Once upon a time, search engines only included web content that was in HTML format. Today, the major search engines do include some content in other formats. These formats include Microsoft Office and Adobe Portable Document Format documents.
For more information about what engines include what type of content (and to search through it), see Fagan Finder’s Search by File Format.
Dynamic, database-driven pages (such as those that include characters like ? in the URL) scare many search engines, for fear of getting caught in an endless loop of pages on the same website. Some search engines include dynamic content somewhat, such as Google.
The first two reasons (deep and big) are easy to change from the perspective of search engines. Many today go deeper into the directory structure and farther down the page than they used to.

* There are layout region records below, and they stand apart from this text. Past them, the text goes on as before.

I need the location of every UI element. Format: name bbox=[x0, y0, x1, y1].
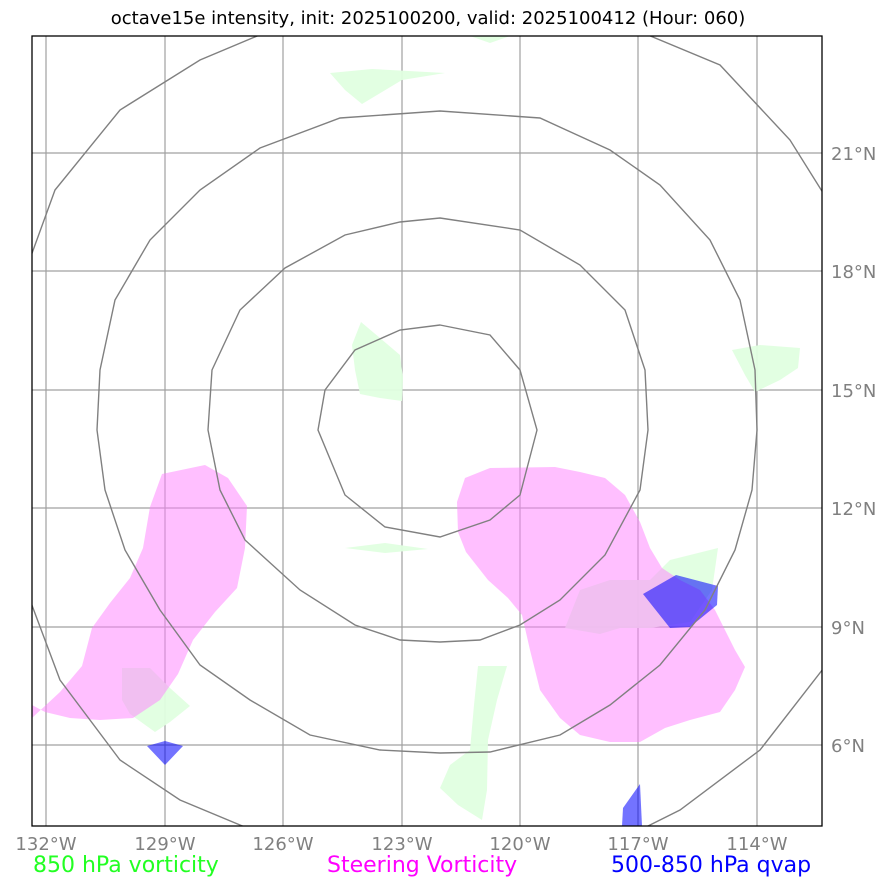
vorticity-patch bbox=[330, 69, 445, 104]
steering-patch bbox=[457, 467, 745, 742]
qvap-contours bbox=[147, 575, 718, 826]
lat-tick-label: 12°N bbox=[831, 499, 876, 520]
map-title: octave15e intensity, init: 2025100200, v… bbox=[110, 8, 746, 29]
lat-tick-label: 15°N bbox=[831, 381, 876, 402]
lon-tick-label: 120°W bbox=[489, 834, 550, 855]
lat-tick-label: 6°N bbox=[831, 736, 865, 757]
vorticity-patch bbox=[352, 322, 403, 401]
qvap-patch bbox=[622, 784, 642, 826]
legend-850-vorticity: 850 hPa vorticity bbox=[33, 853, 219, 878]
steering-vorticity-contours bbox=[32, 465, 745, 742]
lat-tick-label: 9°N bbox=[831, 618, 865, 639]
lon-tick-label: 114°W bbox=[726, 834, 787, 855]
vorticity-patch bbox=[345, 543, 428, 553]
plot-frame bbox=[31, 35, 823, 827]
lat-tick-label: 21°N bbox=[831, 144, 876, 165]
lon-tick-label: 129°W bbox=[134, 834, 195, 855]
lon-tick-labels: 132°W 129°W 126°W 123°W 120°W 117°W 114°… bbox=[15, 834, 787, 855]
lon-tick-label: 123°W bbox=[371, 834, 432, 855]
range-rings bbox=[32, 36, 822, 826]
steering-patch bbox=[32, 465, 247, 720]
qvap-patch bbox=[643, 575, 718, 628]
range-ring bbox=[207, 217, 649, 643]
lon-tick-label: 126°W bbox=[252, 834, 313, 855]
vorticity-patch bbox=[470, 36, 510, 43]
legend-qvap: 500-850 hPa qvap bbox=[611, 853, 812, 878]
lon-tick-label: 117°W bbox=[607, 834, 668, 855]
lat-tick-labels: 21°N 18°N 15°N 12°N 9°N 6°N bbox=[831, 144, 876, 757]
lon-tick-label: 132°W bbox=[15, 834, 76, 855]
vorticity-patch bbox=[732, 345, 800, 392]
range-ring bbox=[317, 324, 538, 538]
range-ring bbox=[32, 36, 822, 826]
qvap-patch bbox=[147, 741, 183, 765]
range-ring bbox=[96, 110, 758, 754]
lat-tick-label: 18°N bbox=[831, 262, 876, 283]
legend-steering-vorticity: Steering Vorticity bbox=[327, 853, 518, 878]
vorticity-patch bbox=[440, 666, 507, 820]
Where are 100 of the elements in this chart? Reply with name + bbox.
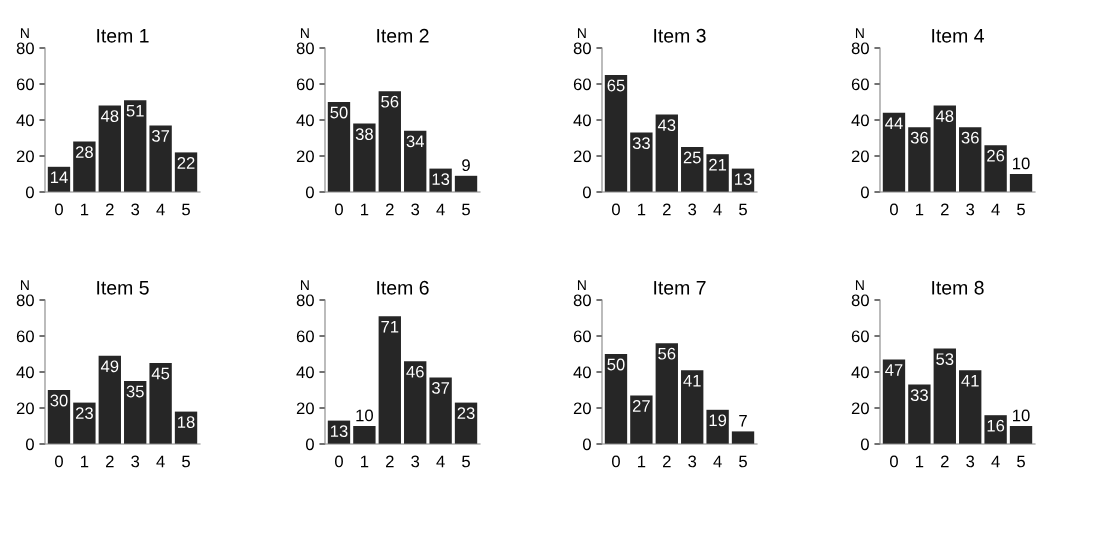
y-tick-label: 80 bbox=[573, 42, 591, 55]
data-label: 33 bbox=[910, 389, 928, 402]
data-label: 71 bbox=[381, 320, 399, 333]
x-tick-label: 2 bbox=[386, 455, 394, 468]
data-label: 56 bbox=[658, 347, 676, 360]
bar bbox=[378, 316, 401, 444]
x-tick-label: 4 bbox=[991, 455, 1000, 468]
y-tick-label: 80 bbox=[851, 294, 869, 307]
x-tick-label: 4 bbox=[436, 455, 445, 468]
bar bbox=[353, 123, 376, 192]
x-tick-label: 1 bbox=[638, 203, 646, 216]
bar bbox=[655, 114, 678, 192]
data-label: 22 bbox=[177, 157, 195, 169]
data-label: 47 bbox=[885, 364, 903, 376]
bar bbox=[327, 102, 351, 192]
bar bbox=[933, 105, 956, 192]
y-tick-label: 0 bbox=[305, 186, 314, 199]
y-tick-label: 0 bbox=[582, 186, 591, 199]
y-tick-label: 60 bbox=[573, 330, 591, 343]
data-label: 33 bbox=[632, 137, 650, 150]
chart-title: Item 5 bbox=[97, 281, 149, 295]
x-tick-label: 0 bbox=[889, 455, 898, 468]
y-tick-label: 60 bbox=[296, 330, 314, 343]
bar bbox=[706, 154, 729, 192]
data-label: 13 bbox=[432, 173, 450, 186]
y-tick-label: 0 bbox=[305, 438, 314, 451]
bar bbox=[98, 355, 121, 444]
data-label: 7 bbox=[739, 415, 747, 427]
y-tick-label: 20 bbox=[851, 402, 869, 415]
data-label: 65 bbox=[607, 79, 625, 92]
x-tick-label: 5 bbox=[182, 203, 190, 216]
y-tick-label: 20 bbox=[16, 150, 34, 163]
x-tick-label: 2 bbox=[663, 455, 671, 468]
x-tick-label: 0 bbox=[889, 203, 898, 216]
y-tick-label: 0 bbox=[582, 438, 591, 451]
data-label: 23 bbox=[75, 407, 93, 420]
bar bbox=[731, 431, 755, 444]
y-tick-label: 40 bbox=[573, 366, 591, 379]
x-tick-label: 1 bbox=[81, 203, 89, 216]
x-tick-label: 4 bbox=[436, 203, 445, 216]
bar bbox=[454, 175, 478, 192]
x-tick-label: 5 bbox=[1017, 203, 1025, 216]
y-axis-title: N bbox=[300, 280, 309, 290]
x-tick-label: 4 bbox=[156, 455, 165, 468]
y-tick-label: 0 bbox=[860, 438, 869, 451]
x-tick-label: 1 bbox=[638, 455, 646, 468]
x-tick-label: 2 bbox=[941, 455, 949, 468]
data-label: 44 bbox=[885, 117, 903, 130]
x-tick-label: 3 bbox=[966, 455, 975, 468]
x-tick-label: 4 bbox=[713, 203, 722, 216]
data-label: 30 bbox=[50, 394, 68, 407]
bar bbox=[604, 75, 628, 192]
y-tick-label: 80 bbox=[851, 42, 869, 55]
x-tick-label: 1 bbox=[916, 203, 924, 216]
bar bbox=[378, 91, 401, 192]
bar bbox=[882, 359, 906, 444]
y-tick-label: 20 bbox=[16, 402, 34, 415]
data-label: 56 bbox=[381, 95, 399, 108]
x-tick-label: 0 bbox=[611, 203, 620, 216]
chart-title: Item 2 bbox=[377, 28, 429, 43]
y-tick-label: 40 bbox=[16, 366, 34, 379]
y-tick-label: 80 bbox=[16, 42, 34, 55]
x-tick-label: 5 bbox=[1017, 455, 1025, 468]
y-tick-label: 60 bbox=[16, 330, 34, 343]
x-tick-label: 0 bbox=[334, 455, 343, 468]
bar bbox=[47, 390, 71, 444]
x-tick-label: 5 bbox=[739, 203, 747, 216]
y-tick-label: 60 bbox=[851, 330, 869, 343]
x-tick-label: 4 bbox=[713, 455, 722, 468]
y-tick-label: 60 bbox=[296, 78, 314, 91]
y-axis-title: N bbox=[855, 28, 864, 38]
bar bbox=[908, 384, 931, 444]
bar bbox=[908, 127, 931, 192]
bar bbox=[98, 105, 121, 192]
x-tick-label: 1 bbox=[361, 203, 369, 216]
bar bbox=[404, 361, 427, 444]
y-tick-label: 20 bbox=[296, 150, 314, 163]
bar bbox=[149, 125, 172, 192]
data-label: 41 bbox=[683, 374, 701, 387]
data-label: 25 bbox=[683, 151, 701, 164]
data-label: 10 bbox=[1013, 157, 1030, 170]
x-tick-label: 4 bbox=[991, 203, 1000, 216]
chart-title: Item 6 bbox=[377, 280, 429, 295]
data-label: 50 bbox=[607, 358, 625, 371]
chart-title: Item 8 bbox=[932, 280, 984, 295]
bar bbox=[882, 112, 906, 192]
data-label: 27 bbox=[632, 400, 650, 412]
bar bbox=[681, 370, 704, 444]
y-tick-label: 20 bbox=[851, 150, 869, 163]
bar bbox=[1009, 426, 1033, 444]
data-label: 37 bbox=[431, 382, 450, 394]
y-axis-title: N bbox=[577, 28, 586, 38]
y-tick-label: 40 bbox=[851, 366, 869, 379]
data-label: 10 bbox=[356, 409, 373, 422]
y-axis-title: N bbox=[577, 280, 586, 290]
y-tick-label: 60 bbox=[16, 78, 34, 91]
x-tick-label: 0 bbox=[611, 455, 620, 468]
data-label: 53 bbox=[936, 353, 954, 366]
data-label: 41 bbox=[961, 374, 979, 387]
y-tick-label: 80 bbox=[16, 294, 34, 307]
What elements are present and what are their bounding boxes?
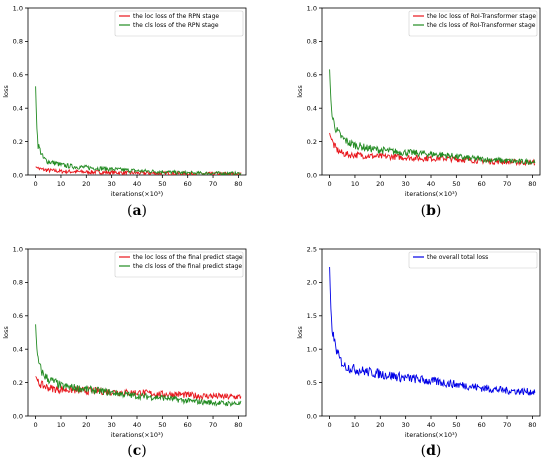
y-tick-label: 1.0 bbox=[13, 4, 23, 12]
x-tick-label: 0 bbox=[328, 180, 332, 188]
y-tick-label: 0.5 bbox=[307, 379, 317, 387]
x-tick-label: 50 bbox=[452, 180, 460, 188]
x-tick-label: 10 bbox=[57, 180, 65, 188]
x-axis-label: iterations(×10³) bbox=[405, 431, 457, 439]
x-tick-label: 70 bbox=[209, 421, 217, 429]
x-tick-label: 10 bbox=[351, 180, 359, 188]
y-tick-label: 0.0 bbox=[307, 171, 317, 179]
y-tick-label: 0.4 bbox=[13, 105, 23, 113]
x-tick-label: 60 bbox=[478, 421, 486, 429]
x-tick-label: 40 bbox=[427, 180, 435, 188]
x-tick-label: 30 bbox=[402, 180, 410, 188]
legend-label: the cls loss of the RPN stage bbox=[133, 22, 219, 29]
chart-panel-d: 0 10 20 30 40 50 60 70 80 0.0 0.5 1.0 1.5 2.0 2.5 itera… bbox=[296, 245, 541, 439]
y-tick-label: 0.0 bbox=[307, 412, 317, 420]
x-tick-label: 50 bbox=[158, 180, 166, 188]
y-axis-label: loss bbox=[2, 326, 10, 339]
x-tick-label: 70 bbox=[503, 180, 511, 188]
x-tick-label: 40 bbox=[133, 421, 141, 429]
legend-box bbox=[408, 10, 538, 37]
x-tick-label: 10 bbox=[351, 421, 359, 429]
x-tick-label: 80 bbox=[234, 180, 242, 188]
x-tick-label: 50 bbox=[452, 421, 460, 429]
y-tick-label: 1.0 bbox=[307, 4, 317, 12]
y-tick-label: 0.2 bbox=[13, 138, 23, 146]
y-tick-label: 0.8 bbox=[307, 38, 317, 46]
chart-panel-b: 0 10 20 30 40 50 60 70 80 0.0 0.2 0.4 0.6 0.8 1.0 itera… bbox=[296, 4, 541, 198]
x-tick-label: 10 bbox=[57, 421, 65, 429]
y-tick-label: 0.4 bbox=[13, 346, 23, 354]
x-tick-label: 20 bbox=[376, 421, 384, 429]
x-tick-label: 0 bbox=[34, 421, 38, 429]
y-tick-label: 0.6 bbox=[307, 71, 317, 79]
y-tick-label: 2.0 bbox=[307, 279, 317, 287]
series-line-1 bbox=[35, 324, 242, 407]
x-tick-label: 20 bbox=[376, 180, 384, 188]
y-tick-label: 0.0 bbox=[13, 412, 23, 420]
legend-label: the overall total loss bbox=[427, 254, 488, 261]
x-tick-label: 60 bbox=[478, 180, 486, 188]
y-tick-label: 0.2 bbox=[307, 138, 317, 146]
y-tick-label: 2.5 bbox=[307, 245, 317, 253]
legend-label: the cls loss of the final predict stage bbox=[133, 263, 242, 270]
y-tick-label: 0.4 bbox=[307, 105, 317, 113]
x-tick-label: 80 bbox=[528, 421, 536, 429]
series-line-0 bbox=[329, 132, 536, 167]
x-tick-label: 40 bbox=[133, 180, 141, 188]
chart-panel-a: 0 10 20 30 40 50 60 70 80 0.0 0.2 0.4 0.6 0.8 1.0 itera… bbox=[2, 4, 247, 198]
y-axis-label: loss bbox=[296, 85, 304, 98]
y-tick-label: 0.8 bbox=[13, 38, 23, 46]
y-tick-label: 0.8 bbox=[13, 279, 23, 287]
x-tick-label: 0 bbox=[34, 180, 38, 188]
legend-box bbox=[114, 251, 244, 278]
chart-panel-c: 0 10 20 30 40 50 60 70 80 0.0 0.2 0.4 0.6 0.8 1.0 itera… bbox=[2, 245, 247, 439]
legend-box bbox=[408, 251, 538, 269]
x-tick-label: 40 bbox=[427, 421, 435, 429]
y-tick-label: 0.6 bbox=[13, 312, 23, 320]
caption-b: (b) bbox=[420, 203, 442, 219]
caption-d: (d) bbox=[420, 443, 442, 459]
x-tick-label: 30 bbox=[108, 180, 116, 188]
x-tick-label: 60 bbox=[184, 180, 192, 188]
legend-label: the loc loss of RoI-Transformer stage bbox=[427, 13, 536, 20]
x-axis-label: iterations(×10³) bbox=[405, 190, 457, 198]
y-tick-label: 0.2 bbox=[13, 379, 23, 387]
legend-label: the cls loss of RoI-Transformer stage bbox=[427, 22, 536, 29]
x-tick-label: 80 bbox=[234, 421, 242, 429]
x-tick-label: 70 bbox=[503, 421, 511, 429]
legend-label: the loc loss of the final predict stage bbox=[133, 254, 243, 261]
x-tick-label: 80 bbox=[528, 180, 536, 188]
y-tick-label: 1.0 bbox=[307, 346, 317, 354]
x-tick-label: 60 bbox=[184, 421, 192, 429]
caption-a: (a) bbox=[126, 203, 147, 219]
y-tick-label: 1.5 bbox=[307, 312, 317, 320]
x-tick-label: 20 bbox=[82, 421, 90, 429]
y-tick-label: 1.0 bbox=[13, 245, 23, 253]
y-axis-label: loss bbox=[2, 85, 10, 98]
x-tick-label: 50 bbox=[158, 421, 166, 429]
y-tick-label: 0.0 bbox=[13, 171, 23, 179]
legend-label: the loc loss of the RPN stage bbox=[133, 13, 219, 20]
x-tick-label: 30 bbox=[108, 421, 116, 429]
x-axis-label: iterations(×10³) bbox=[111, 431, 163, 439]
x-tick-label: 20 bbox=[82, 180, 90, 188]
series-line-0 bbox=[35, 376, 242, 401]
series-line-0 bbox=[329, 266, 536, 396]
x-axis-label: iterations(×10³) bbox=[111, 190, 163, 198]
series-line-1 bbox=[329, 69, 536, 165]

Pages without links are often of poor quality (hence no links), and so this is not a significant problem. They can still be included in most search engines by submitting the page.
The next two reasons (robots excluded and protected) are not “problems”; if people don’t want others on their website, then search engines shouldn’t be going there.
The last two reasons (non-HTML and dynamic) constitute what most people consider to be the invisible web, and more recently, exclusively the last reason.
There are many pages on the web which are not in HTML. See Search by File Format for more on that.
Google includes more non-HTML content than any other engine. There are millions of dynamic pages, many of which are exactly what you may be looking for,
and many others of which are an infinite number of near-duplicate pages.
Indexing dynamic pages has the potential to stall a search engine’s crawler, which is why most don’t do this. It is believed that Google index dynamic pages that it finds by following links from static ones,
but does not follow links from dynamic pages themselves.
June 13, 2004: I’ve gone through the page information, and rewritten/reworded most of it. ResourceShelf has been added as a search tool. Link to Invisible-web.net and Salon article. Other minor changes and additions.
June 11, 2004: Logging updates from now on. This page was created previously.